La desobediencia es algo que no podemos permitir. Los crímenes que ustedes han cometido merecen castigo, y nosotros, como dioses de este siglo, nos encargaremos de hacer cumplir la ley.

Navidia, ciudad de la primavera, desde el día de hoy se te condena a un invierno eterno.

Navidia, tu nación y tu gente serán condenadas con la marca de la muerte.

A donde quiera que vayan los reconocerán por ser portadores del símbolo.

A donde quiera que escapen se los ha de repudiar por lo que aquella marca representa.

Navidia, desde hoy y hasta tu caída, tu pueblo será condenado al abismo congelante.

Texto de los dioses – Año 0 de la monarquía.

***

Nación de Navidia

La fría ventisca de aquella noche provocó que ni un solo ciudadano estuviera fuera de sus rústicas moradas. Los comercios cerraron temprano y todos mantenían encendido el calefactor a base de aceite a máxima potencia.

Navidia era una nación gélida, casi tanto como sus residentes. Cuenta la leyenda que aquella nación fue forjada bajo el derramamiento de sangre de los grandes reyes para luego ser salvada por la dinastía Ases. Por desgracia, los dioses, embravecidos por aquel accionar de sus habitantes, decidieron condenar a la nación, sumiéndola bajo un maleficio congelante del que nunca podrían deshacerse.

El muro de piedra, resguardado celosamente por los mejores guardias, comenzó a elevar sus puertas. Con una sincronización inigualable, la campana que reposaba en lo alto, la cual estaba sujeta por un armazón de madera, empezó a retumbar, provocando que más de un habitante asomara el rostro por la ventana para tratar de distinguir algo pese a la poca visibilidad del ambiente.

—¡Caravana de regreso! —gritó uno de los soldados, su aliento congelado escapó de debajo de los gruesos mantones de piel que recubrían su cuerpo.

—¡Cedan el paso! —Esta vez el grito vino desde la parte baja.

Los soldados de rangos menores comenzaron a palear la entrada con gran destreza para permitir la movilidad de las ruedas. La nieve les llegaba hasta la cintura; si el carruaje ingresaba en esas condiciones, era probable que quedara atascado.

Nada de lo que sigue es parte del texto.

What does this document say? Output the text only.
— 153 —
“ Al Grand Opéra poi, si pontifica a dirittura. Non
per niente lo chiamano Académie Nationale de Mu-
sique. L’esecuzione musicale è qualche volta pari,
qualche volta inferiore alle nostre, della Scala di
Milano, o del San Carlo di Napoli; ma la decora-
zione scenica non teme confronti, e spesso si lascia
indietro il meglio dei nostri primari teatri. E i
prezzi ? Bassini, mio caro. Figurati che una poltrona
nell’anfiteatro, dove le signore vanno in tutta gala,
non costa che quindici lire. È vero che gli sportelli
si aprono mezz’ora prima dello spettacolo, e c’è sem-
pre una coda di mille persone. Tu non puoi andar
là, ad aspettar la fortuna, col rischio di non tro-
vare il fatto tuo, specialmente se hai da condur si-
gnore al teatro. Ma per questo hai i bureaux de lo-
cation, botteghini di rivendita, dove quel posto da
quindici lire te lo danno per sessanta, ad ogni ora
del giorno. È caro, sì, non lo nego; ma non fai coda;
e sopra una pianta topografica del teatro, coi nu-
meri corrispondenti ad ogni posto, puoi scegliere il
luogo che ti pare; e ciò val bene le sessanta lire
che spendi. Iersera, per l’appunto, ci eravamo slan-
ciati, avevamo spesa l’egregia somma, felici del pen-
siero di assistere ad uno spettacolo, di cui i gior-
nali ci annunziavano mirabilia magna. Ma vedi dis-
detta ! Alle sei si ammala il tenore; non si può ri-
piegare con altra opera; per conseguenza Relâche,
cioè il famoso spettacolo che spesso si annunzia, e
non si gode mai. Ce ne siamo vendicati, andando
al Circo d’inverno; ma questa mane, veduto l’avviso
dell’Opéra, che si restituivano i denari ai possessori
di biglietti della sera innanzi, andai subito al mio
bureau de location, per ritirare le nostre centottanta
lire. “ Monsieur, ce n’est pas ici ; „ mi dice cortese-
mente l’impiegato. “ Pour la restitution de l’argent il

—exclamó el jefe de la guardia. Él estaba fumando de su pipa, aunque uno podía jurar que al exhalar el humo por su boca, este se cristalizaba.

Cuando la carroza, que poseía ruedas especiales, llegó a la entrada y los enormes osos negros que lo halaban se detuvieron, el cochero descendió y el jefe de la guardia le extendió una cantimplora que contenía su mejor licor para que pudiera entrar en calor.

—Es bueno saber que regresaste, Leion. —Como si se tratara de un entrañable amigo, el guardia palmeó ligeramente el hombro del cochero.

—Siempre regreso, Gabriel —dijo con sorna, devolviéndole el contenedor. El sujeto traía tantos pliegos de piel encima que era muy difícil saber su contextura, parecía más un oso que una persona.

—El rey Rugbert ya se mostraba impaciente, pero sabes lo peligroso que es tratar de entrar en contacto en estas condiciones.

—Y que lo digas... Estar corriendo de un lado al otro con el... paquete es complicado. Esta vez me siguieron. Lo sé, pude sentirlos.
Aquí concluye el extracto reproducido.